Wat betreft de aan appellant bij bestreden besluit II toegekende bovenwettelijke uitkering, heeft appellant zich op het standpunt gesteld dat hij in aanmerking moet komen voor een aanvulling tot aan zijn pensioengerechtigde leeftijd van zijn bovenwettelijke uitkering tot aan de hoogte van zijn volledige salaris inclusief toeslagen, pensioenen, emolumenten en periodieke verhogingen. De Raad volgt appellant daarin niet. Met het toekennen van een bovenwettelijke uitkering aan appellant is sprake van een passende regeling. Er is geen sprake van een overwegend aandeel aan de zijde van de korpschef wat betreft het ontstaan dan wel het voortbestaan van de onherstelbaar verstoorde verhoudingen, omdat de aanleiding hiervan geheel is gelegen in de gedragingen van appellant. Onder verwijzing naar wat de Raad aan het slot van 3.3 heeft overwogen, maakt het tijdsverloop dit niet anders.
3.5.
Uit het vorenstaande volgt dat de aangevallen uitspraak moet worden bevestigd.

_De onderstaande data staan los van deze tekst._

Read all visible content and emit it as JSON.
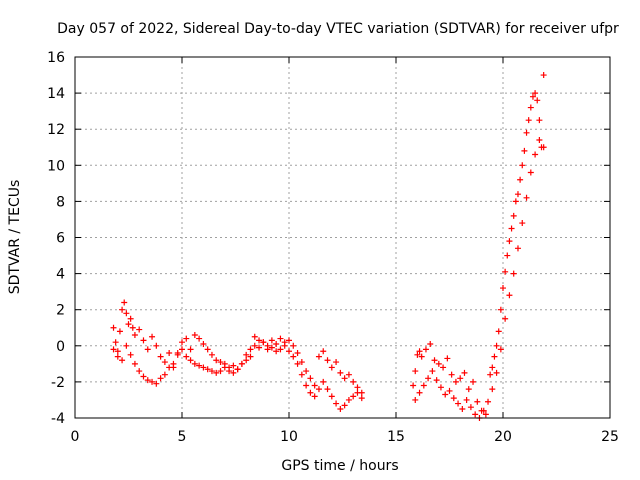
{
  "chart_data": {
    "type": "scatter",
    "title": "Day 057 of 2022, Sidereal Day-to-day VTEC variation (SDTVAR) for receiver ufpr",
    "xlabel": "GPS time / hours",
    "ylabel": "SDTVAR / TECUs",
    "xlim": [
      0,
      25
    ],
    "ylim": [
      -4,
      16
    ],
    "xticks": [
      0,
      5,
      10,
      15,
      20,
      25
    ],
    "yticks": [
      -4,
      -2,
      0,
      2,
      4,
      6,
      8,
      10,
      12,
      14,
      16
    ],
    "grid": true,
    "marker": "+",
    "color": "#ff0000",
    "series": [
      {
        "name": "SDTVAR",
        "x": [
          1.8,
          1.9,
          2.0,
          2.1,
          2.2,
          2.3,
          2.4,
          2.5,
          2.6,
          2.7,
          2.8,
          3.0,
          3.2,
          3.4,
          3.6,
          3.8,
          4.0,
          4.2,
          4.4,
          4.6,
          4.8,
          5.0,
          5.2,
          5.4,
          5.6,
          5.8,
          6.0,
          6.2,
          6.4,
          6.6,
          6.8,
          7.0,
          7.2,
          7.4,
          7.6,
          7.8,
          8.0,
          8.2,
          8.4,
          8.6,
          8.8,
          9.0,
          9.2,
          9.4,
          9.6,
          9.8,
          10.0,
          10.2,
          10.4,
          10.6,
          10.8,
          11.0,
          11.2,
          11.4,
          11.6,
          11.8,
          12.0,
          12.2,
          12.4,
          12.6,
          12.8,
          13.0,
          13.2,
          13.4,
          15.8,
          15.9,
          16.0,
          16.1,
          16.2,
          16.4,
          16.6,
          16.8,
          17.0,
          17.2,
          17.4,
          17.6,
          17.8,
          18.0,
          18.2,
          18.4,
          18.6,
          18.8,
          19.0,
          19.2,
          19.4,
          19.5,
          19.6,
          19.7,
          19.8,
          19.9,
          20.0,
          20.1,
          20.2,
          20.3,
          20.4,
          20.5,
          20.6,
          20.7,
          20.8,
          20.9,
          21.0,
          21.1,
          21.2,
          21.3,
          21.4,
          21.5,
          21.6,
          21.7,
          21.8,
          21.9,
          1.8,
          2.0,
          2.2,
          2.4,
          2.6,
          2.8,
          3.0,
          3.2,
          3.4,
          3.6,
          3.8,
          4.0,
          4.2,
          4.4,
          4.6,
          4.8,
          5.0,
          5.2,
          5.4,
          5.6,
          5.8,
          6.0,
          6.2,
          6.4,
          6.6,
          6.8,
          7.0,
          7.2,
          7.4,
          7.6,
          7.8,
          8.0,
          8.2,
          8.4,
          8.6,
          8.8,
          9.0,
          9.2,
          9.4,
          9.6,
          9.8,
          10.0,
          10.2,
          10.4,
          10.6,
          10.8,
          11.0,
          11.2,
          11.4,
          11.6,
          11.8,
          12.0,
          12.2,
          12.4,
          12.6,
          12.8,
          13.0,
          13.2,
          13.4,
          15.9,
          16.1,
          16.3,
          16.5,
          16.7,
          16.9,
          17.1,
          17.3,
          17.5,
          17.7,
          17.9,
          18.1,
          18.3,
          18.5,
          18.7,
          18.9,
          19.1,
          19.3,
          19.5,
          19.7,
          19.9,
          20.1,
          20.3,
          20.5,
          20.7,
          20.9,
          21.1,
          21.3,
          21.5,
          21.7,
          21.9
        ],
        "y": [
          1.0,
          0.2,
          -0.3,
          0.8,
          2.0,
          2.4,
          1.8,
          1.2,
          1.5,
          1.0,
          0.6,
          0.9,
          0.3,
          -0.2,
          0.5,
          0.0,
          -0.6,
          -0.9,
          -0.4,
          -1.2,
          -0.5,
          0.2,
          0.4,
          -0.2,
          0.6,
          0.4,
          0.1,
          -0.2,
          -0.5,
          -0.8,
          -0.9,
          -1.0,
          -1.2,
          -1.1,
          -1.3,
          -1.0,
          -0.8,
          -0.6,
          0.5,
          0.3,
          0.2,
          0.0,
          0.3,
          0.1,
          0.4,
          0.2,
          0.3,
          0.0,
          -0.4,
          -0.9,
          -1.4,
          -1.8,
          -2.2,
          -0.6,
          -0.3,
          -0.8,
          -1.2,
          -0.9,
          -1.5,
          -1.8,
          -1.6,
          -2.0,
          -2.3,
          -2.6,
          -2.2,
          -1.4,
          -0.5,
          -0.3,
          -0.6,
          -0.2,
          0.1,
          -0.8,
          -1.0,
          -1.2,
          -0.7,
          -1.6,
          -2.0,
          -1.8,
          -1.5,
          -2.4,
          -2.0,
          -3.1,
          -3.6,
          -3.8,
          -1.6,
          -1.2,
          -0.6,
          0.0,
          0.8,
          2.0,
          3.2,
          4.1,
          5.0,
          5.8,
          6.5,
          7.2,
          8.0,
          8.4,
          9.2,
          10.0,
          10.8,
          11.8,
          12.5,
          13.2,
          13.8,
          14.0,
          13.6,
          12.5,
          11.0,
          15.0,
          -0.2,
          -0.6,
          -0.8,
          0.0,
          -0.5,
          -1.0,
          -1.4,
          -1.7,
          -1.9,
          -2.0,
          -2.1,
          -1.8,
          -1.6,
          -1.2,
          -1.0,
          -0.4,
          -0.2,
          -0.6,
          -0.8,
          -1.0,
          -1.1,
          -1.2,
          -1.3,
          -1.4,
          -1.5,
          -1.4,
          -1.2,
          -1.4,
          -1.5,
          -1.3,
          -1.0,
          -0.5,
          -0.2,
          0.0,
          -0.1,
          0.2,
          -0.2,
          -0.1,
          -0.3,
          -0.2,
          0.0,
          -0.3,
          -0.6,
          -1.0,
          -1.6,
          -2.2,
          -2.6,
          -2.8,
          -2.4,
          -2.0,
          -2.4,
          -2.8,
          -3.2,
          -3.5,
          -3.3,
          -3.0,
          -2.8,
          -2.6,
          -2.9,
          -3.0,
          -2.6,
          -2.2,
          -1.8,
          -1.4,
          -1.9,
          -2.3,
          -2.7,
          -2.5,
          -2.9,
          -3.2,
          -3.5,
          -3.0,
          -3.4,
          -3.8,
          -4.0,
          -3.6,
          -3.1,
          -2.4,
          -1.5,
          -0.2,
          1.5,
          2.8,
          4.0,
          5.4,
          6.8,
          8.2,
          9.6,
          10.6,
          11.4,
          11.0
        ]
      }
    ]
  }
}
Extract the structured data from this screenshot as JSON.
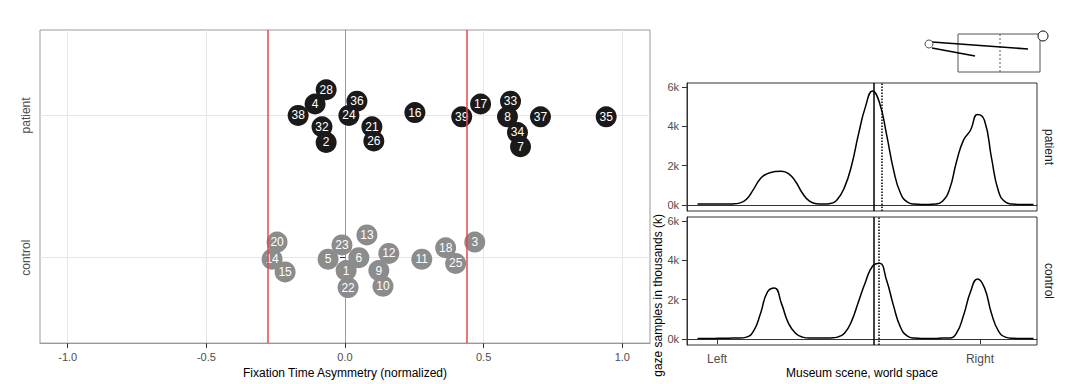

Het beroep tegen bestreden besluit II wordt ongegrond verklaard.
4. Voor een veroordeling in de proceskosten bestaat geen aanleiding.

BESLISSING

De Centrale Raad van Beroep
  • bevestigt de aangevallen uitspraak;
  • verklaart het beroep tegen het besluit van 9 januari 2018 ongegrond.
Deze uitspraak is gedaan door H. Lagas als voorzitter en H. Benek en H.A.A.G. Vermeulen als leden, in tegenwoordigheid van F.H.R.M. Robbers als griffier. De beslissing is uitgesproken in het openbaar op 6 juni 2019.